O artigo de Freud menciona o desenvolvimento saudável de uma criança. No entanto, ao falar da transferência da figura paterna, materna e fraterna, cita a possibilidade de um desenvolvimento patológico. Este, hoje, encontra suporte na internet, em alguns grupos on-line de apologia ao crime. Há incentivo, por parte de influencers, ao armamento, ao racismo, à misoginia, à xenofobia, à homofobia e a outras formas de preconceito. Soma-se a isso o bullying praticado pelo agressor e pela vítima no ambiente escolar.

Trabalho multidisciplinar

O governo de Porto Alegre-RS publicou um protocolo de prevenção à violência nas escolas (Previne). No documento, é apresentado um estudo feito pela Flacso (Faculdade Latino-Americana de Ciências Sociais), revelando que, em seis cidades do Brasil, 84% dos estudantes consideram a escola violenta; 70% reportaram serem vítimas de violência escolar (física, discriminatória e de exclusão social). Em se tratando de Porto Alegre, 7% são vítimas de crimes convencionais; 18% revelaram ser maltratados; e 32% sofrem agressão familiar.

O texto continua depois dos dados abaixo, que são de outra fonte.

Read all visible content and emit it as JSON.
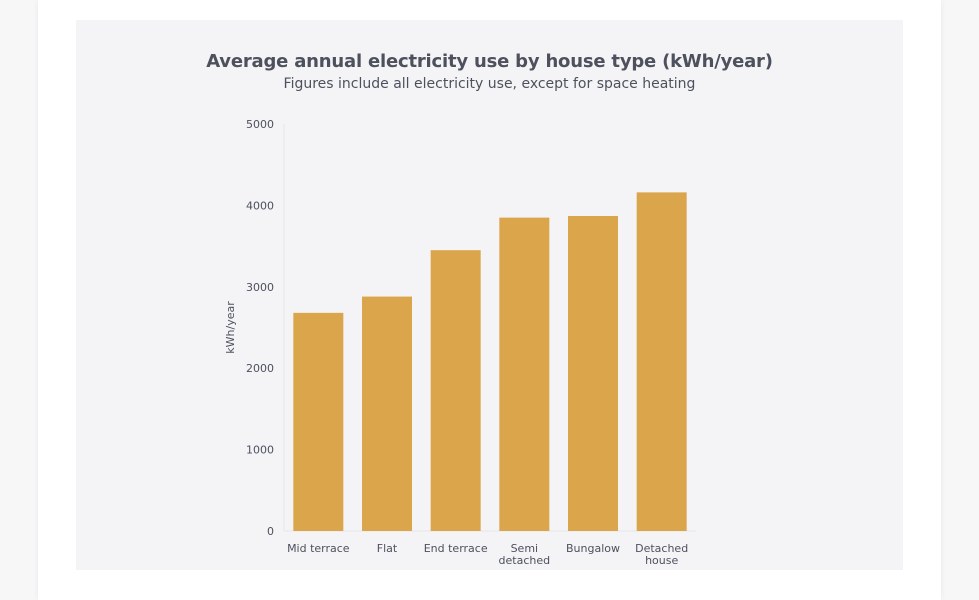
{
  "colors": {
    "bar": "#dba54b",
    "panel": "#f4f4f7",
    "axis": "#e6e6ea",
    "text": "#4d515d"
  },
  "chart_data": {
    "type": "bar",
    "title": "Average annual electricity use by house type (kWh/year)",
    "subtitle": "Figures include all electricity use, except for space heating",
    "ylabel": "kWh/year",
    "xlabel": "",
    "ylim": [
      0,
      5000
    ],
    "yticks": [
      0,
      1000,
      2000,
      3000,
      4000,
      5000
    ],
    "grid": false,
    "categories": [
      [
        "Mid terrace"
      ],
      [
        "Flat"
      ],
      [
        "End terrace"
      ],
      [
        "Semi",
        "detached"
      ],
      [
        "Bungalow"
      ],
      [
        "Detached",
        "house"
      ]
    ],
    "values": [
      2680,
      2880,
      3450,
      3850,
      3870,
      4160
    ]
  }
}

Apesar de aversivos, esses números servem de base para uma correlação com alguns pensamentos da psicanálise, segundo o pensamento de Freud em 1913. Embora o Pai da Psicanálise não tenha abordado o tema violência nas escolas, alguns pensamentos dele nos dão luzes para compreender o universo escolar cem anos depois.

A família, a escola e a sociedade brasileira estão pedindo socorro. A escola sozinha se torna impotente diante dessa insegurança. Um aluno convive somente quatro horas, em média, no ambiente escolar. As outras 20 horas são divididas entre a família, a rua e a internet. Por isso é necessário um trabalho multidisciplinar envolvendo o Estado, a sociedade, profissionais da Psicologia, da Assistência Social, da Pedagogia e da Segurança Pública.

Como apoiar pessoas afetadas por uma tragédia em escola

• Ofereça apoio incondicional à criança ou outra pessoa atingida pelos acontecimentos.

• Deixe a pessoa afetada expressar os sentimentos, emoções, medos, inseguranças.

• Use a linguagem adequada para falar com a pessoa afetada.

• Não negue os fatos, mas também não dramatize com detalhes.

• Informe a pessoa sobre as medidas de segurança que estão sendo tomadas na escola.

• Monitore as redes sociais frequentadas por seu filho ou aluno.

• Se for necessário, procure um profissional de saúde mental.

Referências

Freud, S. O interesse científico da psicanálise. In: Obras psicológicas completas de Sigmund Freud, Totem e tabu e outros trabalhos (vol. 13). Rio de Janeiro: Imago, 1974.

Porto Alegre (Município). Protocolo de prevenção à violência nas escolas (Previne). Porto Alegre: Câmara Municipal, 2019. https://www.camarapoa.rs.gov.br/arquivos/3334/download

Pe. Aparecido Luiz de Souza
Missionário do Verbo Divino e psicólogo.